The Most Famous Fantastic Blog Post of All Time

Belatedly -- Nathan Rabin over at the Onion AV blog on the curious pleasures of crummy old '70s paperbacks:
As Keith Phipps’ awesome Big Box of Paperbacks feature indelibly conveys, battered old paperbacks are a world onto themselves. The covers generally promise more than any book can possibly deliver but reading W.C Fields & Me I was particularly intoxicated with the ads littering its pages.
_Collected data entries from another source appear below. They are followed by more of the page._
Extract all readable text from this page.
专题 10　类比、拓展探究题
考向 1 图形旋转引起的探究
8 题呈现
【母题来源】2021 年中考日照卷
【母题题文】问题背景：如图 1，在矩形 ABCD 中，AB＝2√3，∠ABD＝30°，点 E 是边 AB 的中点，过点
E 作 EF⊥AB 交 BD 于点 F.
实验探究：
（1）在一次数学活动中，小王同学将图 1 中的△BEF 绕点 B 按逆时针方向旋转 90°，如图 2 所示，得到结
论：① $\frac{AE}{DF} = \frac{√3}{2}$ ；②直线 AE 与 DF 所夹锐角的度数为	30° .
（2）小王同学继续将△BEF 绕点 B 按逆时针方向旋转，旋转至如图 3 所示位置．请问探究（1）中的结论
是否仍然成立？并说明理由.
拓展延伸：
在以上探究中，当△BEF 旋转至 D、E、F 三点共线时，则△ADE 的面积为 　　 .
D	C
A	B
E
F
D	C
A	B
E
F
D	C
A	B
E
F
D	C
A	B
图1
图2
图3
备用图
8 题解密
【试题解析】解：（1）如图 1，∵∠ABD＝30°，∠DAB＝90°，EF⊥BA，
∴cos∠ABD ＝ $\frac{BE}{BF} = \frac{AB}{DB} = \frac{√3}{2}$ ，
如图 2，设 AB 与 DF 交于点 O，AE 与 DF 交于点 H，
The back page alerts shills shamelessly for paperback adaptations of Warner hits both famous (Klute) and rightfully obscure (who knew George C. Scott directed and starred in Rage, a “sizzling shocker about a man who attempts to destroy the U.S war machine”?)

Beyond plugs for other Warner paperbacks, the book also beats the drum for Sanka, Black Velvet (a smooth Canadian Whiskey represented by a lissome blonde with a come-hither stare and a backless black velvet dress), True cigarettes and, most tellingly, “Nostalgia Book Club”. Reading W.C Fields & Me I experienced a strange but pleasant form of double-nostalgia, remembering fondly both the golden age of vaudeville and classic comedy Fields embodied and the much different era that spawned this stubbornly old-fashioned paperback.

Speaking of that Box of Paperback series, Phipps recently reviewed The Blind Spot, a 1921 sci-fi novel whose apparent awfulness is only matched by (naturally) the chutzpah of its reprint cover:



Has anyone read this book? I don’t just mean people reading this piece now, I mean anyone, anywhere ever. Maybe even the authors. There are two of them and they don’t seem to be writing the same book. Maybe they skipped each others’ contributions.

Where to start? Let’s start with this: I love to read. I couldn’t do this project if I didn’t. I look forward to my commute each day for the uninterrupted reading time it allows me. And yet, I came to dread it over the course of reading this book, which I was determined to plow through for the sake of being done with it. Seldom has 317 pages felt so long.


And the pitch on its cover?... "The Most Famous Fantastic Novel of All Time"!